Greetings, I do not seek at all to be rude – let me preface with that.
I think about this quite often, and I particularly bristle at suggestions like “create a free food fridge in a food desert.” I am all for helping people in need, to be sure, but that particular recommendation seems like something that would be ignored, marginalized, or abused/destroyed. The fact is, time is finite, so we gotta think in terms of maximizing usefulness. Trying to fill a bottomless pit does nobody any good. Or, as the expression goes, “give a man a fish and he’ll eat for a day. Teach a man to fish, and he’ll eat for his whole life” (or something).
Hi, no offense taken.
If I may ask, are you basing that on personal experience, or your own research into the effectiveness of community food fridges?
Personally, I don’t see it as terribly different from the work of Food Not Bombs, which provides food to anyone who needs it at a particular location at set schedule.
The usefulness of a community fridge is that it can often be used to prevent food wastage. As an example, if your garden produces too many zucchini for you or your neighbors to eat, the extra can be distributed to the food fridge for anyone who needs them. Local small businesses also often participate, and donate their unsold food to prevent having to throw it away.
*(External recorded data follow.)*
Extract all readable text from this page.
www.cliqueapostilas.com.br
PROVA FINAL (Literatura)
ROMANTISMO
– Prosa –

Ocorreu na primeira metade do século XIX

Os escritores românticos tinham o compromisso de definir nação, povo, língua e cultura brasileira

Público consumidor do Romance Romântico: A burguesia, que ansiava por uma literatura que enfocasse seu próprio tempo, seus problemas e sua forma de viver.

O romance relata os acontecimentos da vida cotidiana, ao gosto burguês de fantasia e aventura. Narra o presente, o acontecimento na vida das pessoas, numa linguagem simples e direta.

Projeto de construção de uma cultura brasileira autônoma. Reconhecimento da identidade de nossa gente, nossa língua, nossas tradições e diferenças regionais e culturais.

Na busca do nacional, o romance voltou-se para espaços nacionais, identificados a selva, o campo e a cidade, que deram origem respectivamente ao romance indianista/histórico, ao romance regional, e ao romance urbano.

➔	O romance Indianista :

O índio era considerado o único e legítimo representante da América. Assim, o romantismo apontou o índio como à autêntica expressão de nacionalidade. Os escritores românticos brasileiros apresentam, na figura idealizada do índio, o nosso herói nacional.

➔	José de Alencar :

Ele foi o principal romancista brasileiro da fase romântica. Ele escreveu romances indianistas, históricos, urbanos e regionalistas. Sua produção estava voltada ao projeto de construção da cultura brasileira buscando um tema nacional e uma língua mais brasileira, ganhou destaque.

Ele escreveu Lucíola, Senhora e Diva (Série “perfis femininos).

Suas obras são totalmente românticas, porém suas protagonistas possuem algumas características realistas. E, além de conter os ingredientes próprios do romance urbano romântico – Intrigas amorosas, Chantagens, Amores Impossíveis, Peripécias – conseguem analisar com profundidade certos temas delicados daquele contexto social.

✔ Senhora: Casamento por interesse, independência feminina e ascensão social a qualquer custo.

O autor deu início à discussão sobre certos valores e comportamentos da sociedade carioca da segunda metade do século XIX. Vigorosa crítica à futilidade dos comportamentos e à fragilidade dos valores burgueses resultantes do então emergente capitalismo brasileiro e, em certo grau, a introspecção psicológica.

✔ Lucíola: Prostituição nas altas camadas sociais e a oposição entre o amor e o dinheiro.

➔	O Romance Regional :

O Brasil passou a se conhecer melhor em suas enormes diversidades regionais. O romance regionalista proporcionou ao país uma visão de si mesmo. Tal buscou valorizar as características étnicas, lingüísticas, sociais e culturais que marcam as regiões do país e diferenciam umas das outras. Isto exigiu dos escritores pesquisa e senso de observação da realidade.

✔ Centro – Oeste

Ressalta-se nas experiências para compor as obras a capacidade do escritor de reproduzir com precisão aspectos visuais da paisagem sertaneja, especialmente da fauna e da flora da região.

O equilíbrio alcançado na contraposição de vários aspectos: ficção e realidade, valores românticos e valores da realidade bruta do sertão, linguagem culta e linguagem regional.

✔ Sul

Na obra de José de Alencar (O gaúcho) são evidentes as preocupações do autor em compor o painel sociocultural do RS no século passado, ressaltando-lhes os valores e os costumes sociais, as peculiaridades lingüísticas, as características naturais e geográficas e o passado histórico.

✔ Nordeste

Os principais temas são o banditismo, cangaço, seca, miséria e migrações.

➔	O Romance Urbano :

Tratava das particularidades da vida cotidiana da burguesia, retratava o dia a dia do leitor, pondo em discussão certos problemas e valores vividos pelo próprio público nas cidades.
The Teach a Man to fish analogy is often not viable in vulnerable communities or impoverished ones. As an example, if someone lives and works in a food desert, they may not have access to a car to get them to a grocery store with more healthy food options, and their job’s low pay may effectively trap them in that area if the places closer to a good grocery store are too expensive to rent. You could potentially teach them how to grow their own food if they have a viable place to grow them, but they may not be able to spare the extra funds to purchase the seeds or the equipment required to start growing effectively.
I’d suggest taking a look at this instructional video on how to set up a food fridge by someone who has already done so to see how viable it is in practice, and how much good it can potentially do. You may find that your views on it change when its laid out in such a way.